Labor representatives angrily pointed out that the Vichy regime supported the Nazis.

Ze’evi, a former general in the Israel Defense Force, said he had no other way of describing a government that makes common cause with the enemies of its country.

This led Yoram Lass of Labor to call Ze’evi a “Nazi,” apparently a reference to a plank in Moledet’s platform that calls for “transfer” of the Palestinians out of Israel.

Pandemonium erupted in the Knesset.

The acting speaker, Rafi Edri, was unable to restore order for several minutes, and the incident was later referred to a Knesset committee for possible disciplinary action.

Prime Minister Yitzhak Rabin, speaking from a prepared text, called on settlers in the West Bank and the Gaza Strip to do “what we have been doing here for a hundred years: burying our dead, biting our lips — and carrying on.”

He urged the settlers to restrain those among them who sought revenge or to cause violence in the territories, warning that such action would boomerang against Israel.

He said the army had “strict instructions” not to permit further acts of lawlessness — by Jews as well as Arabs.

An attack near Hebron on Sunday killed 30- year-old Ephraim Ayubi dead and injured Rabbi Chaim Druckman. The Democratic Front for the Liberation of Palestine, based in Damascus, claimed responsibility for that incident.

Rabin said the Palestine Liberation Organization had committed no acts of terror since the signing of the mutual-recognition pact Sept. 13.
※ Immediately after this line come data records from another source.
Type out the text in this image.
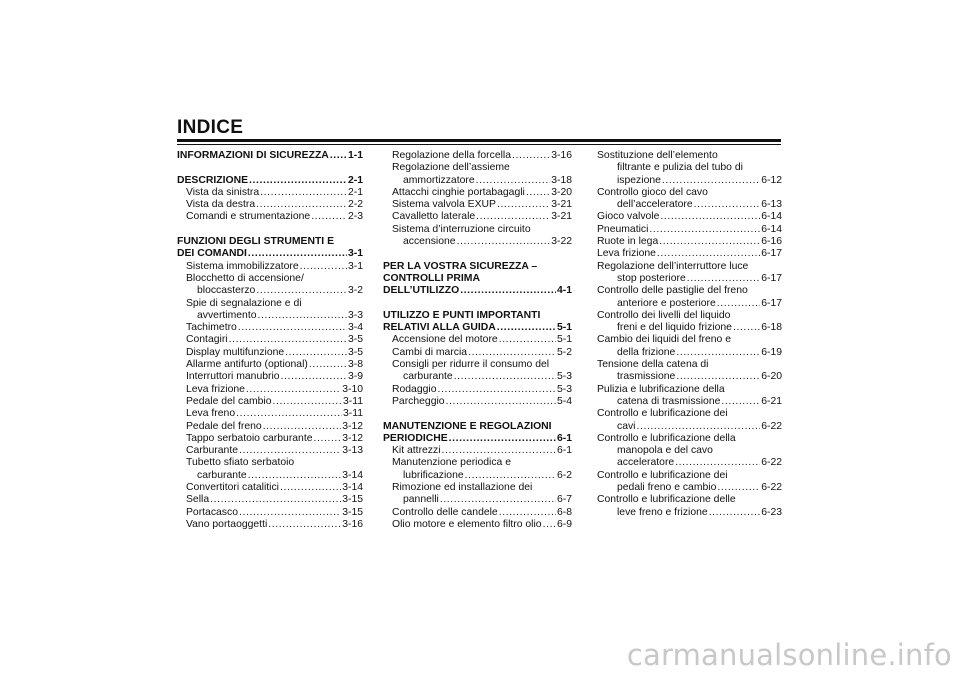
INDICE
INFORMAZIONI DI SICUREZZA ..... 1-1
DESCRIZIONE .....	2-1
Vista da sinistra .....	2-1
Vista da destra .....	2-2
Comandi e strumentazione .....	2-3
FUNZIONI DEGLI STRUMENTI E
DEI COMANDI .....	3-1
Sistema immobilizzatore .....	3-1
Blocchetto di accensione/
bloccasterzo .....	3-2
Spie di segnalazione e di
avvertimento .....	3-3
Tachimetro .....	3-4
Contagiri .....	3-5
Display multifunzione .....	3-5
Allarme antifurto (optional) .....	3-8
Interruttori manubrio .....	3-9
Leva frizione .....	3-10
Pedale del cambio .....	3-11
Leva freno .....	3-11
Pedale del freno .....	3-12
Tappo serbatoio carburante .....	3-12
Carburante .....	3-13
Tubetto sfiato serbatoio
carburante .....	3-14
Convertitori catalitici .....	3-14
Sella .....	3-15
Portacasco .....	3-15
Vano portaoggetti .....	3-16
Regolazione della forcella .....	3-16
Regolazione dell’assieme
ammortizzatore .....	3-18
Attacchi cinghie portabagagli .....	3-20
Sistema valvola EXUP .....	3-21
Cavalletto laterale .....	3-21
Sistema d’interruzione circuito
accensione .....	3-22
PER LA VOSTRA SICUREZZA –
CONTROLLI PRIMA
DELL’UTILIZZO .....	4-1
UTILIZZO E PUNTI IMPORTANTI
RELATIVI ALLA GUIDA .....	5-1
Accensione del motore .....	5-1
Cambi di marcia .....	5-2
Consigli per ridurre il consumo del
carburante .....	5-3
Rodaggio .....	5-3
Parcheggio .....	5-4
MANUTENZIONE E REGOLAZIONI
PERIODICHE .....	6-1
Kit attrezzi .....	6-1
Manutenzione periodica e
lubrificazione .....	6-2
Rimozione ed installazione dei
pannelli .....	6-7
Controllo delle candele .....	6-8
Olio motore e elemento filtro olio ..... 6-9
Sostituzione dell’elemento
filtrante e pulizia del tubo di
ispezione .....	6-12
Controllo gioco del cavo
dell’acceleratore .....	6-13
Gioco valvole .....	6-14
Pneumatici .....	6-14
Ruote in lega .....	6-16
Leva frizione .....	6-17
Regolazione dell’interruttore luce
stop posteriore .....	6-17
Controllo delle pastiglie del freno
anteriore e posteriore .....	6-17
Controllo dei livelli del liquido
freni e del liquido frizione .....	6-18
Cambio dei liquidi del freno e
della frizione .....	6-19
Tensione della catena di
trasmissione .....	6-20
Pulizia e lubrificazione della
catena di trasmissione .....	6-21
Controllo e lubrificazione dei
cavi .....	6-22
Controllo e lubrificazione della
manopola e del cavo
acceleratore .....	6-22
Controllo e lubrificazione dei
pedali freno e cambio .....	6-22
Controllo e lubrificazione delle
leve freno e frizione .....	6-23
carmanualsonline.info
But Likud’s chairman, Benjamin Netanyahu, said the PLO mainstream was working “hand in hand” with Hamas, the fundamentalist Islamic group.
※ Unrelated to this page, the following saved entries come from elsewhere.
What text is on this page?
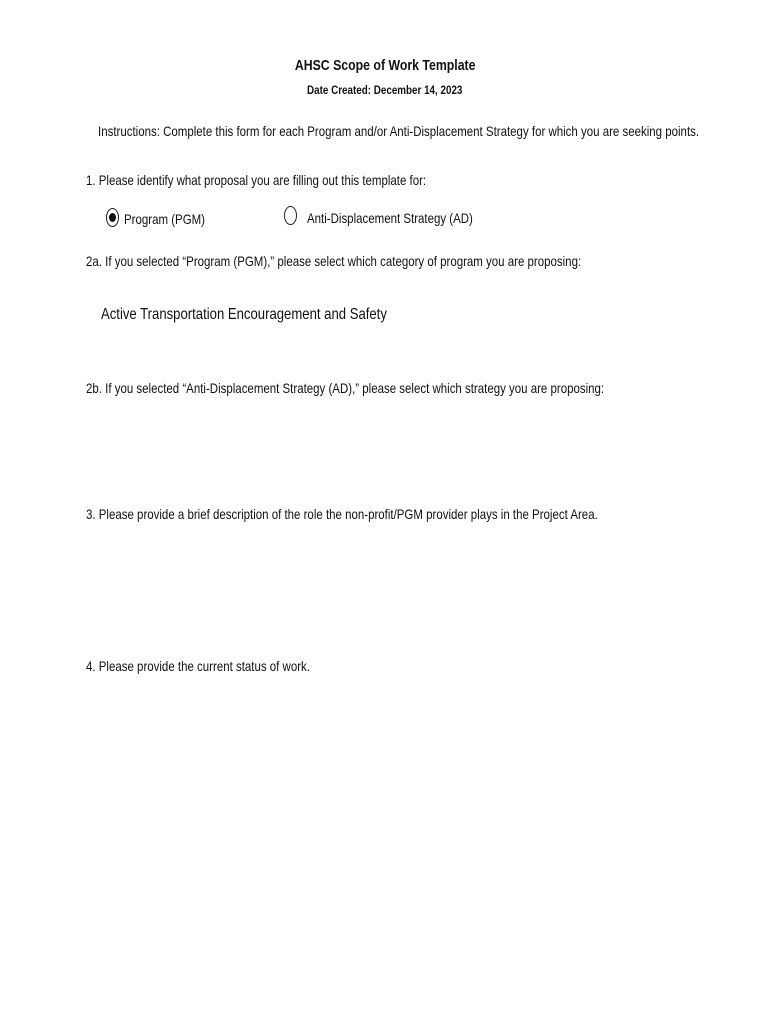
AHSC Scope of Work Template
Date Created: December 14, 2023
Instructions: Complete this form for each Program and/or Anti-Displacement Strategy for which you are seeking points.
1. Please identify what proposal you are filling out this template for:
Program (PGM)	Anti-Displacement Strategy (AD)
2a. If you selected “Program (PGM),” please select which category of program you are proposing:
Active Transportation Encouragement and Safety
2b. If you selected “Anti-Displacement Strategy (AD),” please select which strategy you are proposing:
3. Please provide a brief description of the role the non-profit/PGM provider plays in the Project Area.
4. Please provide the current status of work.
For the NRP, Zevulun Hammer accused the government of failing to discharge its basic security obligations toward the settlers.

Tsomet’s Rafael Eitan said the PLO was not living up to the commitments that the government — but not the opposition — expected of it.

Both Shas and the United Torah Judaism bloc stayed away from the Knesset during the commotion.

Political sources said their behavior was linked to behind-the-scenes negotiations about proposed legislation that would prevent the import of non-kosher meat.

Labor has had intensive, discreet contacts with Shas designed to woo the fervently Orthodox Sephardic party back into the coalition fold.